First, a couple of examples of council bribes:
A long-awaited report from a five-year investigation by Victoria’s Independent Broad-based Anti-Corruption Commission (IBAC) recently found a property developer paid more than half a million dollars to two councillors from the City of Casey in southeast Melbourne, as well as pouring hundreds of thousands of dollars into the coffers of both the Labor and Liberal parties1. The bribes were paid so the councillors would support rezoning tracts of land on which the property developer had planned lucrative projects. IBAC also found the property developer sought to influence state government decision-making through bribes and even managed to meet with Premier, Daniel Andrews2,3.
Similarly, the NSW Independent Commission Against Corruption (ICAC) investigated whether a Hurstville, Sydney, property developer, Ching Wah (Philip) Uy had given large quantities of cash to former Hurstville and Georges River councillors Vince Badalati and Con Hindi, and former Hurstville councillor Philip Sansom, in return for aiding their projects in Hurstville between 2014 and 2021. Uy denied the charges but Badalati, a former Labor councillor, admitted he had accepted $170,000 from Uy in exchange for supporting his proposed developments. Badalati said that Uy had handed him a shopping bag filled with $70,000 after they met for coffee at Macchina Espresso in Kingsgrove in 20154,5.

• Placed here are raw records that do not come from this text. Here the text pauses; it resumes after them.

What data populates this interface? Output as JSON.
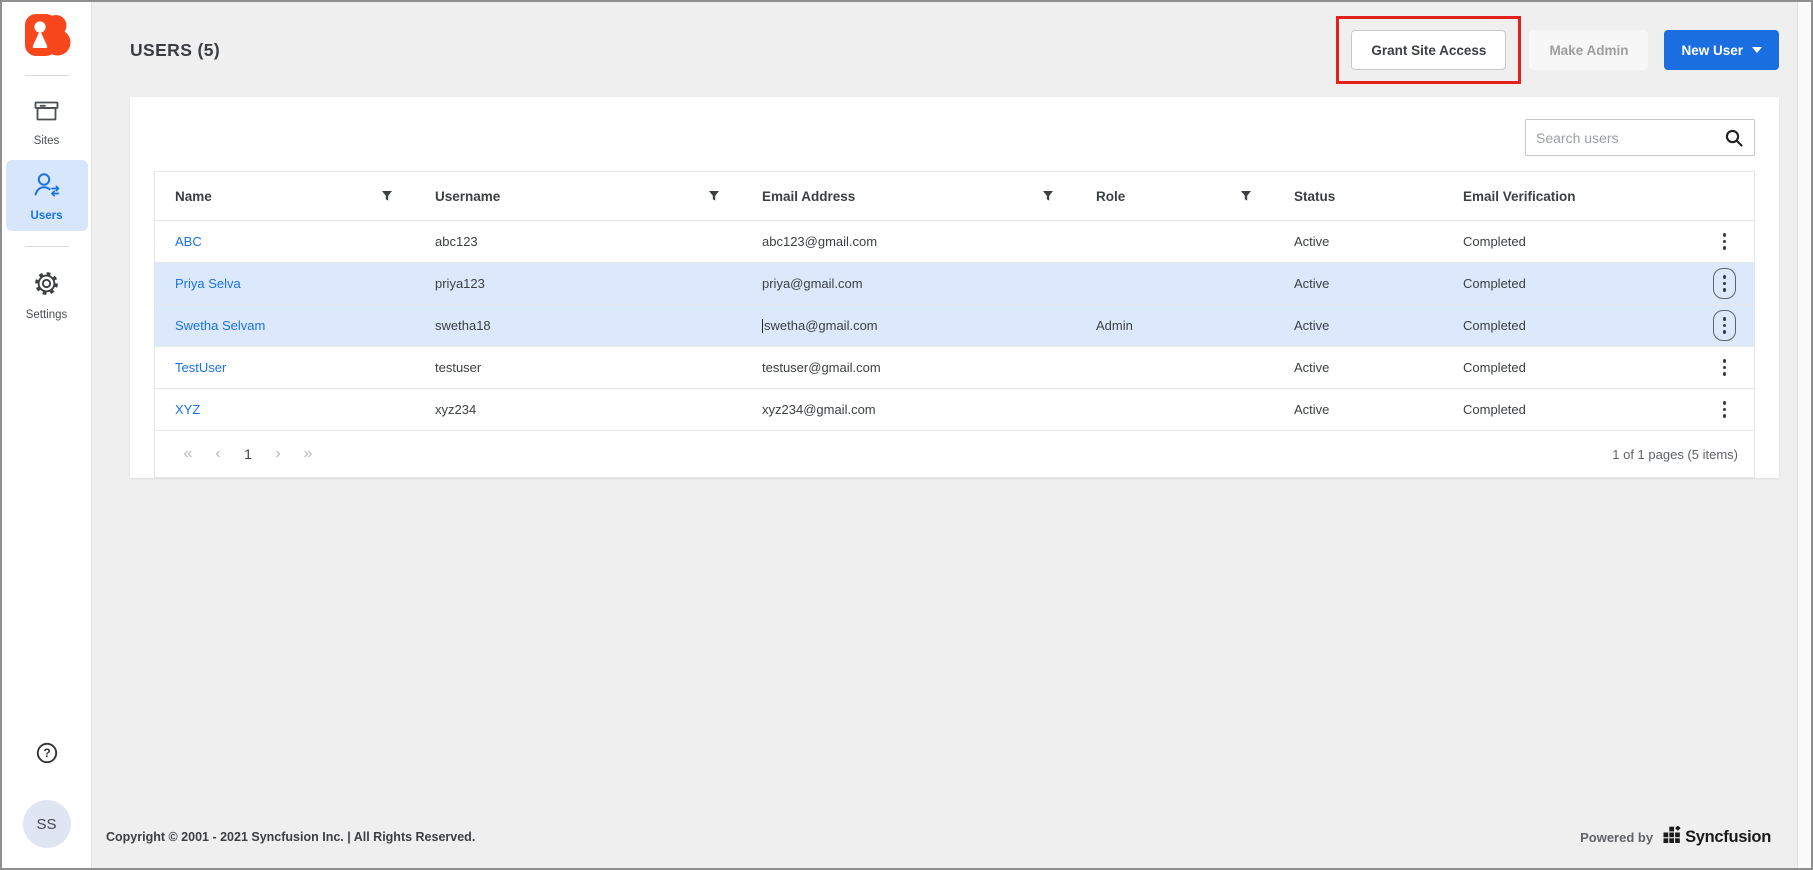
{
  "sidebar": {
    "items": [
      {
        "label": "Sites",
        "icon": "sites-icon",
        "active": false
      },
      {
        "label": "Users",
        "icon": "users-icon",
        "active": true
      },
      {
        "label": "Settings",
        "icon": "settings-icon",
        "active": false
      }
    ],
    "avatar_initials": "SS"
  },
  "header": {
    "title": "USERS (5)",
    "buttons": {
      "grant_site_access": "Grant Site Access",
      "make_admin": "Make Admin",
      "new_user": "New User"
    }
  },
  "search": {
    "placeholder": "Search users"
  },
  "table": {
    "columns": [
      {
        "label": "Name",
        "filter": true
      },
      {
        "label": "Username",
        "filter": true
      },
      {
        "label": "Email Address",
        "filter": true
      },
      {
        "label": "Role",
        "filter": true
      },
      {
        "label": "Status",
        "filter": false
      },
      {
        "label": "Email Verification",
        "filter": false
      }
    ],
    "rows": [
      {
        "name": "ABC",
        "username": "abc123",
        "email": "abc123@gmail.com",
        "role": "",
        "status": "Active",
        "email_verification": "Completed",
        "selected": false,
        "email_cursor": false
      },
      {
        "name": "Priya Selva",
        "username": "priya123",
        "email": "priya@gmail.com",
        "role": "",
        "status": "Active",
        "email_verification": "Completed",
        "selected": true,
        "email_cursor": false
      },
      {
        "name": "Swetha Selvam",
        "username": "swetha18",
        "email": "swetha@gmail.com",
        "role": "Admin",
        "status": "Active",
        "email_verification": "Completed",
        "selected": true,
        "email_cursor": true
      },
      {
        "name": "TestUser",
        "username": "testuser",
        "email": "testuser@gmail.com",
        "role": "",
        "status": "Active",
        "email_verification": "Completed",
        "selected": false,
        "email_cursor": false
      },
      {
        "name": "XYZ",
        "username": "xyz234",
        "email": "xyz234@gmail.com",
        "role": "",
        "status": "Active",
        "email_verification": "Completed",
        "selected": false,
        "email_cursor": false
      }
    ]
  },
  "pagination": {
    "first_label": "«",
    "prev_label": "‹",
    "current_page": "1",
    "next_label": "›",
    "last_label": "»",
    "summary": "1 of 1 pages (5 items)"
  },
  "footer": {
    "copyright": "Copyright © 2001 - 2021 Syncfusion Inc. | All Rights Reserved.",
    "powered_by": "Powered by",
    "brand": "Syncfusion"
  },
  "colors": {
    "accent_blue": "#1A6EE0",
    "link_blue": "#1A73E8",
    "selected_row": "#DCE8FB",
    "nav_selected_bg": "#D7E6FB",
    "annotation_red": "#E3201D",
    "logo_orange": "#F8471C"
  }
}
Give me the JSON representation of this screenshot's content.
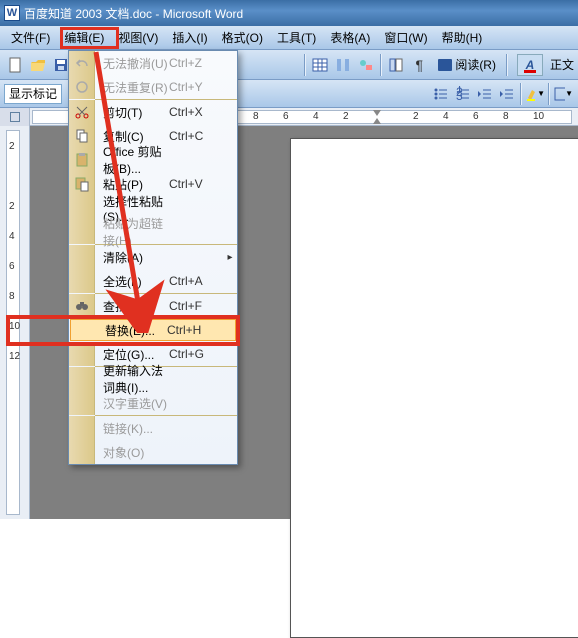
{
  "title": "百度知道 2003 文档.doc - Microsoft Word",
  "w_icon_letter": "W",
  "menubar": {
    "file": "文件(F)",
    "edit": "编辑(E)",
    "view": "视图(V)",
    "insert": "插入(I)",
    "format": "格式(O)",
    "tools": "工具(T)",
    "table": "表格(A)",
    "window": "窗口(W)",
    "help": "帮助(H)"
  },
  "toolbar": {
    "style_label": "显示标记",
    "reading_label": "阅读(R)",
    "aa": "A",
    "body_text": "正文"
  },
  "dropdown": {
    "undo": "无法撤消(U)",
    "undo_sc": "Ctrl+Z",
    "redo": "无法重复(R)",
    "redo_sc": "Ctrl+Y",
    "cut": "剪切(T)",
    "cut_sc": "Ctrl+X",
    "copy": "复制(C)",
    "copy_sc": "Ctrl+C",
    "office_clip": "Office 剪贴板(B)...",
    "paste": "粘贴(P)",
    "paste_sc": "Ctrl+V",
    "paste_special": "选择性粘贴(S)...",
    "paste_link": "粘贴为超链接(H)",
    "clear": "清除(A)",
    "select_all": "全选(L)",
    "select_all_sc": "Ctrl+A",
    "find": "查找(F)...",
    "find_sc": "Ctrl+F",
    "replace": "替换(E)...",
    "replace_sc": "Ctrl+H",
    "goto": "定位(G)...",
    "goto_sc": "Ctrl+G",
    "ime_dict": "更新输入法词典(I)...",
    "hanzi": "汉字重选(V)",
    "links": "链接(K)...",
    "object": "对象(O)"
  },
  "ruler_h": [
    "8",
    "6",
    "4",
    "2",
    "2",
    "4",
    "6",
    "8",
    "10"
  ],
  "ruler_v": [
    "2",
    "2",
    "4",
    "6",
    "8",
    "10",
    "12"
  ]
}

At another level, Pratt Holdings Pty Ltd, which trades as Visy and is a multinational private company owned by Anthony Pratt, derives its revenue from packaging, paper, and recycling products and services6. Pratt Holdings made one donation of $750,000 to the federal Liberal Party in 2020-2021, in addition to several other smaller donations to the federal branch and some state branches7. At about the same time, Australia’s bushfire recovery fund gave $10 million to a paper mill in Tumut owned by Pratt, which was not damaged by fire8.

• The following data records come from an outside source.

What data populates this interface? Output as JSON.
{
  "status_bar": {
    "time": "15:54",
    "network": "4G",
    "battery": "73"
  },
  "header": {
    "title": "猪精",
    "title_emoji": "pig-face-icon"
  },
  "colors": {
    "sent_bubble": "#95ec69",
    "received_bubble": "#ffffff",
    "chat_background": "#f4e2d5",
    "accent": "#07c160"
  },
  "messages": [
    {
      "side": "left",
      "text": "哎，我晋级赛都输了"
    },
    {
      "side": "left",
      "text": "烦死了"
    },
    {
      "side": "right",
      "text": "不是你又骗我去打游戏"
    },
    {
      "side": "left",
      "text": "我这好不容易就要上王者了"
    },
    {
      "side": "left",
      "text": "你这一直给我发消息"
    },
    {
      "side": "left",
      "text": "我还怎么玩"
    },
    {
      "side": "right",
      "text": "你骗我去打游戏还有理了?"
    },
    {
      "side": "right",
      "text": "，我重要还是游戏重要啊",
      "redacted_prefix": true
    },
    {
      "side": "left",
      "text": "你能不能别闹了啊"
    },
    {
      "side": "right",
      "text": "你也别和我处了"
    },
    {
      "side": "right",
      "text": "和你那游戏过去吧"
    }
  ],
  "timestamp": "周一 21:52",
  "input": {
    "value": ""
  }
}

These corporations will tell you that they donate to all major parties because they believe in democracy, but that is simple bullshit. They work on a much longer and more nebulous time frame than your average property developer who wants a tract of land rezoned to stick up a building. Such corporations get their payoffs as grants, subsidies, government contracts and tax cuts or, in this case, a bushfire recovery grant.

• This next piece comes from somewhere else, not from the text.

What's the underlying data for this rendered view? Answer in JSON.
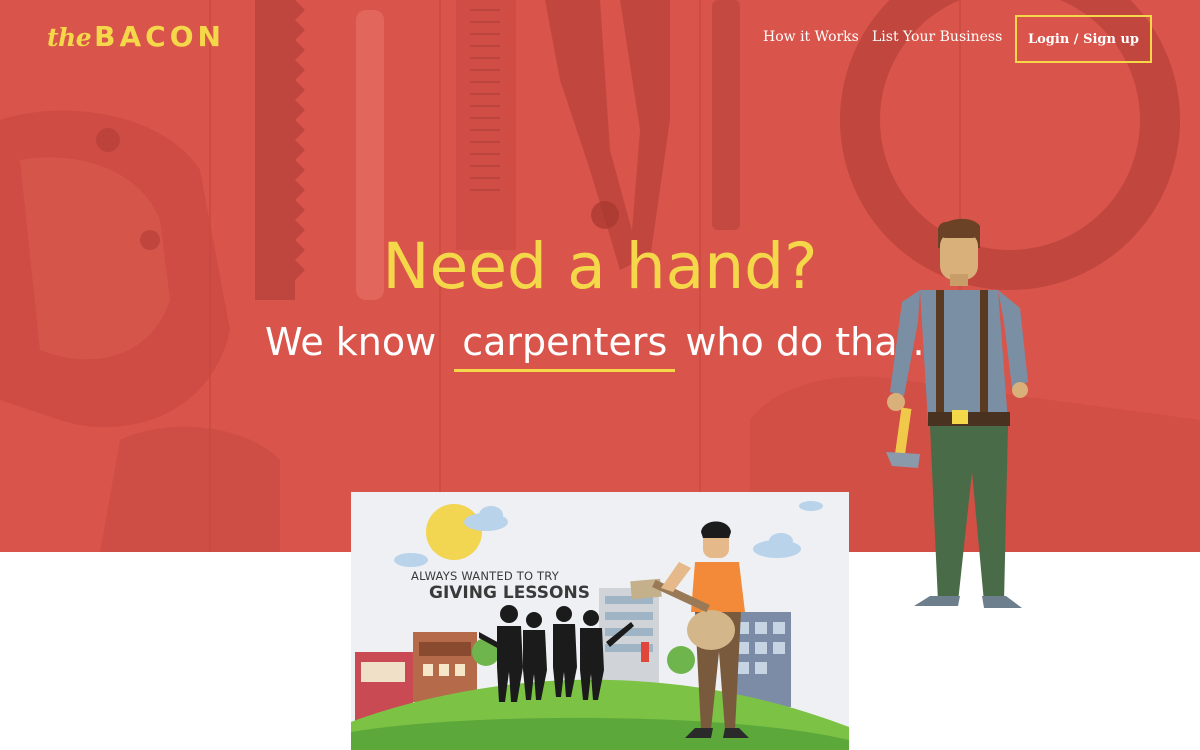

How does this differ from the instances of bribery given above, apart from being legal? In addition, it is a form of money laundering. A proportion of the publicly funded grant received by Pratt is returned to the Liberal Party as a donation. So, public money becomes Liberal Party money it can use for advertising at the next election. While the instance above deals with he Liberal Party, other parties are similarly corrupt, as they all accept large amounts of money from corporations.